There are other examples. There is a second example of the sheriff’s office seizing a vehicle in walking possession. When the officers returned to remove the seized vehicle they identified a new interest on the PPSR. This amendment will seek to remove that loophole and to ensure that we do have a system where the sheriff’s office can seize a vehicle and dispose of it in order to pay off any outstanding fines.
There is a minor amendment within this bill in relation to the Conveyancers Act 2006 which will generally bring the act into alignment with other acts in the consumer affairs portfolio in relation to inspectorate powers and penalties.
There is also an amendment to the Second‑Hand Dealers and Pawnbrokers Act 1989 to enable the registrar of second‑hand dealers and pawnbrokers to waive, refund or reduce fees.
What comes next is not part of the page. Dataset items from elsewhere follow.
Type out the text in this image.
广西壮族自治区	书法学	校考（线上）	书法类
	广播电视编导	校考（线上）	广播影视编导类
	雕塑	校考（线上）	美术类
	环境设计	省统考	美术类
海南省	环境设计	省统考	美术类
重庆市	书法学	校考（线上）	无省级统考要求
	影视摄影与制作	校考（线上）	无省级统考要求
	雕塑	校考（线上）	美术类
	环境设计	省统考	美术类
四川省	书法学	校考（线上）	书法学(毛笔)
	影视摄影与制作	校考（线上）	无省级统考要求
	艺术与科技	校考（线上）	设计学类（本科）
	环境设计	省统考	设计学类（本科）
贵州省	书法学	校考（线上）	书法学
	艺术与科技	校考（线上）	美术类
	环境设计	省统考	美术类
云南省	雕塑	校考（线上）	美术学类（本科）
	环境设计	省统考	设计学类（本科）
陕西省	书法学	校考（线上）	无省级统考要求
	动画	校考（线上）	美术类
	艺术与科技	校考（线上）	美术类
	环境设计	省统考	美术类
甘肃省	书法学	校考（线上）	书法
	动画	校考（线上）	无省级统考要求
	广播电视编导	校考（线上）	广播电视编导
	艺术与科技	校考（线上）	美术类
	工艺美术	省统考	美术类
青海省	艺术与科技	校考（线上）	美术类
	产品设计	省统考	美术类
This is where they might apply to set up in a certain area, they have paid their fees and for whatever reason — it may be a council rejection — they cannot set up their business in that area, perhaps because there is another nearby business. This will enable the registrar to waive that fee so that they can apply to set up in another area.
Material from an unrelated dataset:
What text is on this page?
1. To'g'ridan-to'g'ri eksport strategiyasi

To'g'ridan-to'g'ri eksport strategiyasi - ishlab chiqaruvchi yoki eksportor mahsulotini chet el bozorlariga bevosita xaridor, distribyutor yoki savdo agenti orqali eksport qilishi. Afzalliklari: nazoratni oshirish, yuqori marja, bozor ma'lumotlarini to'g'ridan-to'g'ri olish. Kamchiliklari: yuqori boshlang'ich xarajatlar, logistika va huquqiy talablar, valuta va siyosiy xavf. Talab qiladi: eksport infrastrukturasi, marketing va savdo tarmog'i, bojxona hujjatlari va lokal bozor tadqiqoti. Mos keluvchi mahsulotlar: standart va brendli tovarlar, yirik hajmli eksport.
The final area of amendment is around the Veterans Act 2005. This is to update some of the changes that were made recently, in 2015. It is also just to update the patriotic funds, which were established nearly 100 years ago. The act does need minor modifications so that smaller RSLs or inactive sub‑branches can be restructured and operate under the umbrella of a larger, more central RSL sub‑branch to facilitate ongoing fund management arrangements. That is something that particularly hits rural Victoria, where we have an older demographic and membership of RSLs is diminishing over time.
Currently there is a requirement for proof and agreement by the Veterans Council for this to occur, for RSLs to go under a larger sub‑branch. This amendment essentially makes the allocation of funds more flexible and transparent and will enable the RSL and Legacy to do their work effectively. They do outstanding work and it is fantastic to see the fundraising efforts by the RSL to support war widows and returned servicemen and women and their partners and families. I think that this amendment will do well to support these people.
There is an amendment to remove the wording of the 2015 amendment. It does not alter the express purpose of the original fund because sometimes the express purpose was not stated. There is also an amendment to provide that financial support is not limited to injury or death related to time of service. This better reflects where the current needs are for partners of servicemen and women. For example, I recently met an elderly widow whose husband had died of old age, but he had been a serviceman. She was not able to access support through the RSL because her husband had died of old age rather than injuries related to his time of service or on the field of battle. These changes were requested by the Returned and Services League, and both the RSL and the Victorian Veterans Council have been consulted and recommended this. We obviously support that in terms of ensuring we have appropriate support and access to funds that our returned servicemen and women deserve.